(ORDO NEWS) — A SpaceX technician suffered a head injury ending in a two-month comma. The incident occurred while testing a rocket engine. This became known from the report of the US Occupational Safety and Health Administration (OSHA).
What happened anyway
A technician performed a pneumatic pressure test on a Raptor 2 engine Jan. 18 at the company’s Hawthorne, California plant. In the process, he was injured when the fuel controller cap came off.
The OSHA report noted that at the time of the accident, the procedure was carried out “using an automated program as opposed to the conventional manual method that had been used in previous operations.”
It is also said that the technician suffered a skull fracture and head trauma and was “hospitalized in a coma for two months.”
What is known about the victim
The technician turned out to be Francisco Cabada, a father of three from Los Angeles. The Kabada family’s GoFundMe page has already raised more than $50,000 to support his children while he recovers from his injury.

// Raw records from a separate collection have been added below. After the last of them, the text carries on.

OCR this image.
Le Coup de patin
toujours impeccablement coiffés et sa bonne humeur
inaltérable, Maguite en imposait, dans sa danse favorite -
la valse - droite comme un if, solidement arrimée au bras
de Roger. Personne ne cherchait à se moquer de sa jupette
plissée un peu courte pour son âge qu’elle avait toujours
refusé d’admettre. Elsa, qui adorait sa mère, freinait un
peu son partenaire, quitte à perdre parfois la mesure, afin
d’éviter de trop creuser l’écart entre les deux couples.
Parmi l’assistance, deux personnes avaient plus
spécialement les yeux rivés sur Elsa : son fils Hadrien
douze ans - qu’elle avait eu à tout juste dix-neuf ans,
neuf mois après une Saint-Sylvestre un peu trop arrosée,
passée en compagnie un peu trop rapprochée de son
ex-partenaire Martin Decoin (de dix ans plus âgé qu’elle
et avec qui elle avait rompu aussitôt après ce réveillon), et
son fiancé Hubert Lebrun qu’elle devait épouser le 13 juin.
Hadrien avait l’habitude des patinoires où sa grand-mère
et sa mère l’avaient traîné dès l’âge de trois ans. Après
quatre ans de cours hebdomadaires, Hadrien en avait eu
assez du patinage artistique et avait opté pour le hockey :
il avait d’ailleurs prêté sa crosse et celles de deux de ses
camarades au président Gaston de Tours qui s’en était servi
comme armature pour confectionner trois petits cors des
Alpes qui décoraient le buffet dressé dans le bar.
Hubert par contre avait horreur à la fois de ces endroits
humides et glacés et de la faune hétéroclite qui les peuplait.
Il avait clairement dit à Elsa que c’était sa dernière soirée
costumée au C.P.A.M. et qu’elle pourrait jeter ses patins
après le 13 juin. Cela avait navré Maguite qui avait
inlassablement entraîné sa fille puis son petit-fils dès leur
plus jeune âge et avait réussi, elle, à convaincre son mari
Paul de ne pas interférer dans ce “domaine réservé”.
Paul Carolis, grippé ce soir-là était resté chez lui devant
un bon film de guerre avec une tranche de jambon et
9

What is known so far is that Kabada is no longer in a coma, but is still unable to communicate and “cannot survive without medical attention, according to the family’s lawyer and his son-in-law.”
OSHA assigned the highest level of punishment to the incident. His investigation is still ongoing. So far, SpaceX has not issued a statement to either the public or its employees regarding the incident.
Briefly about the Raptor 2 engines and the Starship rocket
SpaceX’s Raptor 2 engine is the main engine for the new Starship rocket and the Super Heavy launch vehicle, a fully reusable launch vehicle that, when stacked together, form the world‘s tallest rocket at 120 meters.
The Super Heavy launch vehicle will use 33 Raptor 2 engines at launch, while Starship will use six Raptor 2 engines to continue into orbit.
SpaceX plans to use Starship to land NASA astronauts on the moon for the agency’s Artemis 3 mission in 2025, as well as to fly space tourists on at least two separate flights around the moon.